白晗不客氣地噴完,就瞪着眼睛看面前的白禾,他是大長老這一支的,與白禾同樣是雙兒,雙兒的降生比例要比男子女子少得多,本該容易親近的兩人,偏偏白晗與白禾就從來處不來,性格的原因造成的。
因為大長老對雙兒及女子沒有多大偏見,認為有能力有天賦還願意學的,那就大力培養,又有白易這個與大長老親近的家主作為榜樣,所以白晗自幼就刻苦得很,就算不能像家主一樣帶領整人家族,至少也要有一樣拿得出手,憑着自己的能力在族裏站穩腳跟。
自己族裏找不到滿意的對象,他是打算一輩子不嫁人也要留在白家的。
白晗剛噴完,果然,下一刻白禾就露出委曲之色,除了白晗,林文身邊的另幾人立即默契的往邊上退了幾步,每回都來這麽一手,讓別人以為他們怎麽欺負白禾了呢,也就是因此不願意與白禾多來往。
“白晗我根本沒這個意思,我就是想告訴林文,千萬不要走入誤區,學術符術和丹術一樣都要花費許多時間和精力,林文千萬不要因為家主的緣故在符術上花時間,好好在丹術上下功夫才是。
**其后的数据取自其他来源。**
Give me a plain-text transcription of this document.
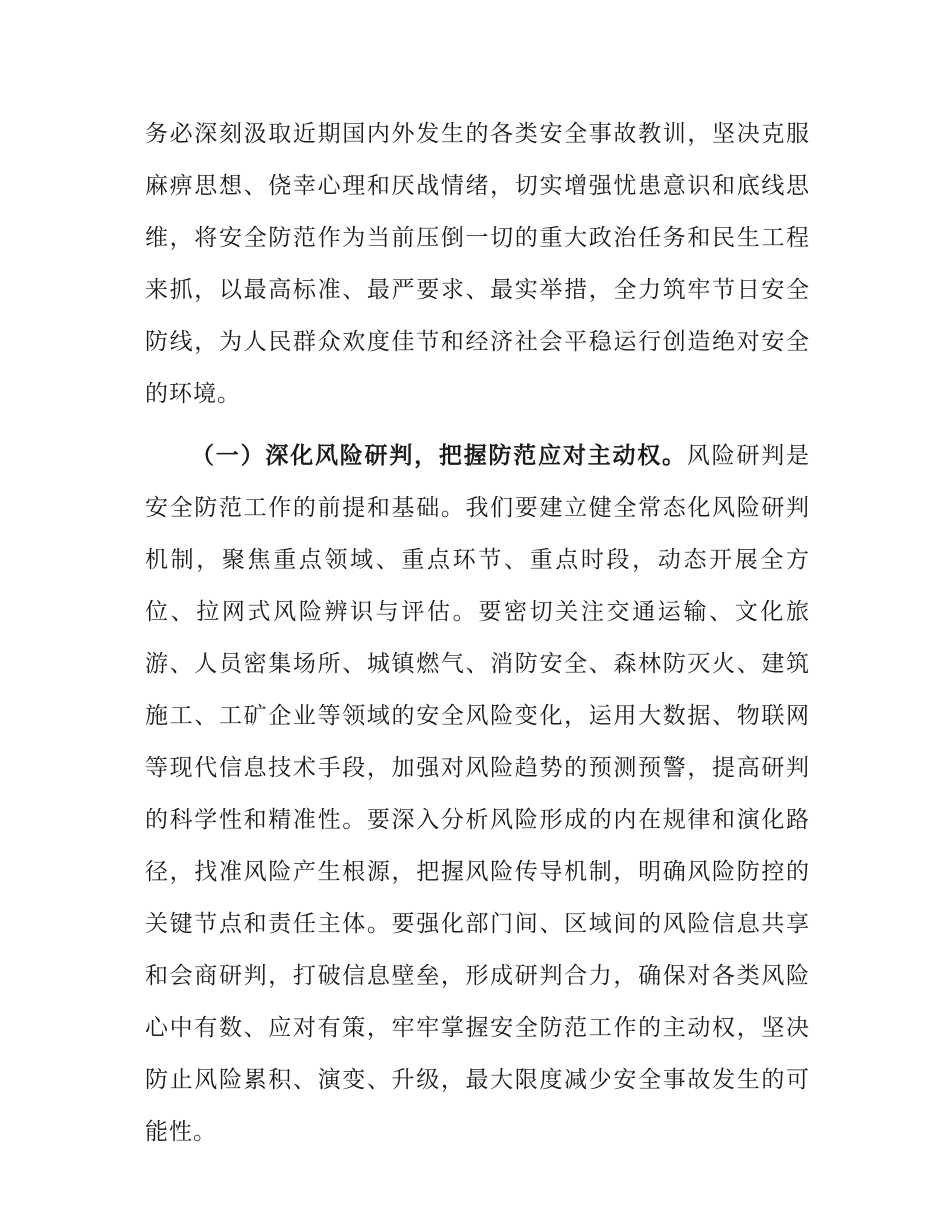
务必深刻汲取近期国内外发生的各类安全事故教训，坚决克服麻痹思想、侥幸心理和厌战情绪，切实增强忧患意识和底线思维，将安全防范作为当前压倒一切的重大政治任务和民生工程来抓，以最高标准、最严要求、最实举措，全力筑牢节日安全防线，为人民群众欢度佳节和经济社会平稳运行创造绝对安全的环境。

（一）深化风险研判，把握防范应对主动权。风险研判是安全防范工作的前提和基础。我们要建立健全常态化风险研判机制，聚焦重点领域、重点环节、重点时段，动态开展全方位、拉网式风险辨识与评估。要密切关注交通运输、文化旅游、人员密集场所、城镇燃气、消防安全、森林防灭火、建筑施工、工矿企业等领域的安全风险变化，运用大数据、物联网等现代信息技术手段，加强对风险趋势的预测预警，提高研判的科学性和精准性。要深入分析风险形成的内在规律和演化路径，找准风险产生根源，把握风险传导机制，明确风险防控的关键节点和责任主体。要强化部门间、区域间的风险信息共享和会商研判，打破信息壁垒，形成研判合力，确保对各类风险心中有数、应对有策，牢牢掌握安全防范工作的主动权，坚决防止风险累积、演变、升级，最大限度减少安全事故发生的可能性。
”白禾一副我是為你林文着想你怎麽可以誤解我的委曲神色,而且這話就差直接說林文可能會因為想要讨好家主而特地去學符術,到最後反而耽擱了丹術,有負家主和白氏對他的期望與優待。
白晗聽得瞠目結舌,不過就是看了本符術類的書,就能讓白禾說出這樣一番大道理?好像他白禾特別明辨是非,而林文就是初來乍到對這些修行的基本理念一竅不通似的,來顯擺他的優越感?
林文拉了拉白晗,不需要別人替自己擋着,白晗移開兩步讓出位置,林文正對着白禾,微笑道:“請問你看過這本書嗎?”
林文舉起手裏的書露出封面,白禾不知道林文想說什麽,但點了點頭:“看過。”
“那這一本呢?”他又拿起旁邊一本有關丹術靈藥介紹的書繼續問。
“也看過,林文你想問什麽?我無事就會來看看書,你想要找書的話也許我比較熟悉。”
白禾擺出一副知心哥哥的模樣。
林文忍住沒轉開視線,繼續問:“那你學了丹術還是學了符術?”
“噗!”白晗先噴笑了,就像他剛才說的話一樣,難道看了書就代表要去學的嗎?這些不過是基礎類書籍讓人增加了解而已的,更深一層的書籍并不在這一樓,其他幾人不好明目張膽地笑話白禾,但頭低下去,肩膀也抖了幾下。
“不,不是,”白禾眼睛都要紅了,擺手否認,“我以為林文你初來乍到……”
“我是初來乍到,但過去一年多一直和舅舅生活在一起,修行需要注意的事項舅舅都手把手地教給了我,所以謝謝白禾你的提醒,但我知道自己該做什麽。”林文淡淡地說着讓白禾最為羨慕妒忌的事實,這個家族誰能讓堂堂一家之主手把手地教上一年多?除了林文就沒有旁人了。
白禾的眼睛更紅了,一副泫然欲泣的模樣,就在這時,有人從外面沖進來喊道:“你們在幹什麽呢?家主召開家族會議了,好多人過去看了。”
“咦?怎這個時候開家族會議的?有什麽重要的事情發生嗎?”
“聽說要安排到達年齡的人做事去了。”
“真的?那我們也去看看。”有人頓時感興趣起來,因為這也和他們相關,不是天賦特別好的,都會走到這一關,看別人得了什麽位置他們過幾年也好有個參照。
林文也被人拉了出來,只有白禾沒人理睬。